If anyone had asked Richard Armitage 10 years ago whether he’d ever thought about writing a book, he’d have laughed. “I’d have said, ‘I’m not clever enough’,” he tells me. “I always feel a bit of an underdog when it comes to intellectual pursuits. I didn’t graduate from Oxbridge, like so many of my peers at Lamda [the London Academy of Music and Dramatic Art].”

Yet here he is, the author of an atmospheric, icily tense audio-thriller, Geneva, about a Nobel prize-winning neuroscientist, Sarah, who is slowly losing her memory. The story, released earlier this month on the online audiobook and podcast service Audible as an “Audible Original”, takes in dementia, Big Pharma and biotech; Armitage narrates alongside Nicola Walker, his voice as soothing as melted chocolate.

“Audible asked me if I wanted to write something,” he explains. “I’ve narrated quite a few books for them and I think they checked the algorithm and realised I score quite highly with crime thrillers. They’ve seen I have an audience.”

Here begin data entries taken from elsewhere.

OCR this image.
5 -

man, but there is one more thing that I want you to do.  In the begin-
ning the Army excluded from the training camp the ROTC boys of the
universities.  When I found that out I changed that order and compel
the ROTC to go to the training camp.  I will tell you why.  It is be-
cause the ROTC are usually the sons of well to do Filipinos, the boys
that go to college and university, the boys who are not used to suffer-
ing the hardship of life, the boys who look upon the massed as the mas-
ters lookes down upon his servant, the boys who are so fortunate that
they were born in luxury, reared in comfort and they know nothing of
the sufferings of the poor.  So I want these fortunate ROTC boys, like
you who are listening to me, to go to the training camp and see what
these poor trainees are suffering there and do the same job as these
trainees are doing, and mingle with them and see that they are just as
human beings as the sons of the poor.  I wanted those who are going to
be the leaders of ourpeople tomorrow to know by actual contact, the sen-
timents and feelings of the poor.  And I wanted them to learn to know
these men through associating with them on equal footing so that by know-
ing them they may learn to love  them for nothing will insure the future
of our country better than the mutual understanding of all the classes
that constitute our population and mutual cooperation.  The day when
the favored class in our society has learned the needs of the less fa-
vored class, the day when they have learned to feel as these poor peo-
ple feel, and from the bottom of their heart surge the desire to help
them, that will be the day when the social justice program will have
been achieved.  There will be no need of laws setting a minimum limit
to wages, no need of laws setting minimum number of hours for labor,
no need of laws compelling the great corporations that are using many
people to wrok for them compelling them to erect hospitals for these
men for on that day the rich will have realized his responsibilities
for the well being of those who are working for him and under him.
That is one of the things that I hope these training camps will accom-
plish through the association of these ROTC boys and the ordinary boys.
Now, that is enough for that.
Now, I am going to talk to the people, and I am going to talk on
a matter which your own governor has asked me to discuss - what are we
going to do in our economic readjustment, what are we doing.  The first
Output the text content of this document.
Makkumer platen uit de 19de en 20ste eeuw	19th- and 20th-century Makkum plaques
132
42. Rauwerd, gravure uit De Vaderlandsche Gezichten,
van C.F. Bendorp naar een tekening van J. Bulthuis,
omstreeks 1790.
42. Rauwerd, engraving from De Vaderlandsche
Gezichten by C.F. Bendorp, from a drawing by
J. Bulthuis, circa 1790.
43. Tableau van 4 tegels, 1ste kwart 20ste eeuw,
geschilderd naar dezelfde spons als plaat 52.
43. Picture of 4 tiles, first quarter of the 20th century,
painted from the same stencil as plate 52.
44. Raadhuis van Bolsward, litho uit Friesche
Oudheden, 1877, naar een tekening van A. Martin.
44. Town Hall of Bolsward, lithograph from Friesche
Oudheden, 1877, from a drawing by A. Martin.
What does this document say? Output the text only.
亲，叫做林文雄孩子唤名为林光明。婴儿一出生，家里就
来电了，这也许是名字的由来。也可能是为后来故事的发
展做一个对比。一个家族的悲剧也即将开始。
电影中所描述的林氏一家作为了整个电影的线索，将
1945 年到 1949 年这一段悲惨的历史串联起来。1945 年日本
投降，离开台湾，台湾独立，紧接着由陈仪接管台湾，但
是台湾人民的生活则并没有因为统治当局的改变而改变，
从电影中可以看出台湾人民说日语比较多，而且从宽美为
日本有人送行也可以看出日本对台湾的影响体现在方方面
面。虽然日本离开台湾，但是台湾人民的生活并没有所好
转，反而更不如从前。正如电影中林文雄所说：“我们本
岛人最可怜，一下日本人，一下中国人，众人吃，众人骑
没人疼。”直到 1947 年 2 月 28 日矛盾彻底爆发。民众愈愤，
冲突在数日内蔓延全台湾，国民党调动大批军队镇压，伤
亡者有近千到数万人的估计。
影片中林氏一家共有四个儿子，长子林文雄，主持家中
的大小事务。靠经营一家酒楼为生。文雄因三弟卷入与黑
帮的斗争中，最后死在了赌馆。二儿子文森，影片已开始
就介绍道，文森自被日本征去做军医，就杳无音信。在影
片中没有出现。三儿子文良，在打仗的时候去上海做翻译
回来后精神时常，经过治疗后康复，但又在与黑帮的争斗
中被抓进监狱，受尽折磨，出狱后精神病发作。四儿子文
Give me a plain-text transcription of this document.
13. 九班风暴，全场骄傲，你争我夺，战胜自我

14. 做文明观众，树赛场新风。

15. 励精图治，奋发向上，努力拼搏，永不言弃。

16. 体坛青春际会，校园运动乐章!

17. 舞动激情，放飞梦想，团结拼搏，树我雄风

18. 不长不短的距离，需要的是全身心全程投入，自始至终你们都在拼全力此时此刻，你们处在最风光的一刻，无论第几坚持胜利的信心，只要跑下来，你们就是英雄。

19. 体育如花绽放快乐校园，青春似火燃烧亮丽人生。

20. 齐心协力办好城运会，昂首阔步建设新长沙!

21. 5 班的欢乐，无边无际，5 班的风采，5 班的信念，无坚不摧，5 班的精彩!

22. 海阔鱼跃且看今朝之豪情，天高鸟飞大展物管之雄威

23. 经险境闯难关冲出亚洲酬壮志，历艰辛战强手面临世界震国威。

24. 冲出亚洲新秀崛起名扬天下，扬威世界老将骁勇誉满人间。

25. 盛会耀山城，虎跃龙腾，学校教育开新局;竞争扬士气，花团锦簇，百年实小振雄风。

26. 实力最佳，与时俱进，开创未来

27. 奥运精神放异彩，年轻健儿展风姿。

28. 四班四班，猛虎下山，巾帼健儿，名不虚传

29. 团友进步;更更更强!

Armitage, 51, says this in a self-effacing way. He’s been a fixture on the small screen since 2004, when he emerged as the brooding mill-owner John Thornton in the BBC’s adaptation of Elizabeth Gaskell’s North & South, delighting a generation of (let’s face it) female viewers. He has worked with exhausting regularity since then, notching up credits as the imperious dwarf king Thorin Oakenshield in The Hobbit film trilogy; inscrutable MI5 spy Lucas in the TV series Spooks; the deliciously villainous Sir Guy of Gisborne in the BBC’s Robin Hood; and the special-forces hard-man John Porter in Chris Ryan’s Strike Back. Most recently, he starred in two Netflix adaptations of the Harlan Coben novels The Stranger and Stay Close.